F is for Foley
Theo Foley moved to Northampton in 1961 with the club in the third tier of English football, and went on to write his name in the history books by captaining the Cobblers during their famous rise to the top flight.
It was much more than manager Dave Bowen had expected when he signed him for a small fee from Exeter City, having featured over 150 times for the Grecians after swapping Dublin-based team Home Farm for the south west of England.
Born in the suburbs of the Republic of Ireland capital city, Foley later returned across the Irish Sea when his country called, making nine international appearances – all while on the books at the Cobblers. The full-back’s success in the midlands was hard to miss, making more than 220 appearances in claret and white and taking the Cobblers to football pyramid’s top level whilst supplementing his income by running a pie and chip shop on the side.
After picking up a stubborn knee injury in the first division, a move to Charlton, intended to give Foley a fresh start in the late sixties, led to his first taste of coaching – initially as an assistant before taking the reins as manager.

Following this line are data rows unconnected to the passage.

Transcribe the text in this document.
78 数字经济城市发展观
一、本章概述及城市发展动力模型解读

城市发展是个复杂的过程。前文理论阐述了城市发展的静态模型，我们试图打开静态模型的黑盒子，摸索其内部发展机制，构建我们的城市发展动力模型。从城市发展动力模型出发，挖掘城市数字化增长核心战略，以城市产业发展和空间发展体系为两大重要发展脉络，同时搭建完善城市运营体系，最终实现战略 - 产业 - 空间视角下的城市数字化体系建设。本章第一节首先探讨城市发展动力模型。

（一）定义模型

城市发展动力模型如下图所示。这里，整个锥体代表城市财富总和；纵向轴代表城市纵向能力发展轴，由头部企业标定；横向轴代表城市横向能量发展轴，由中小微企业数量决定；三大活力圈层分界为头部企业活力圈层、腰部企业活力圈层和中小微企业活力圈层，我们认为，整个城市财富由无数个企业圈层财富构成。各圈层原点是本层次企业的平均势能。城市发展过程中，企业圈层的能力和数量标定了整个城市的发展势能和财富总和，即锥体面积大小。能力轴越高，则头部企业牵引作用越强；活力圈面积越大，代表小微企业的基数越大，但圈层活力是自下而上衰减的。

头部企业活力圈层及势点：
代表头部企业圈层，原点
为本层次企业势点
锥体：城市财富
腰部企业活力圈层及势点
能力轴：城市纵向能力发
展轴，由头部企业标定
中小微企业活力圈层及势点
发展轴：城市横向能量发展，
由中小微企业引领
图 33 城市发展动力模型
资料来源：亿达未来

Further coaching opportunities at Millwall and Queens Park Rangers followed, forming a partnership with Scottish great George Graham at the latter. The duo moved to Arsenal via Millwall in 1986 and soon helped crown the Gunners as champions of England.
In the following year, Foley returned to the County Ground to manage the Cobblers and competed for promotion from the fourth tier. Changes within the club board meant his tenure was short-lived, but after further coaching spells at Fulham and Southend United, he ended his career in north London with Tottenham Hotspur, where he worked alongside current NTFC IFA head coach, Colin Calderwood.
Foley sadly passed away in the summer of 2020 at the age of 83, leaving behind a legacy in the game that he had chronicled in a book he co-wrote with his son Paul in 2018.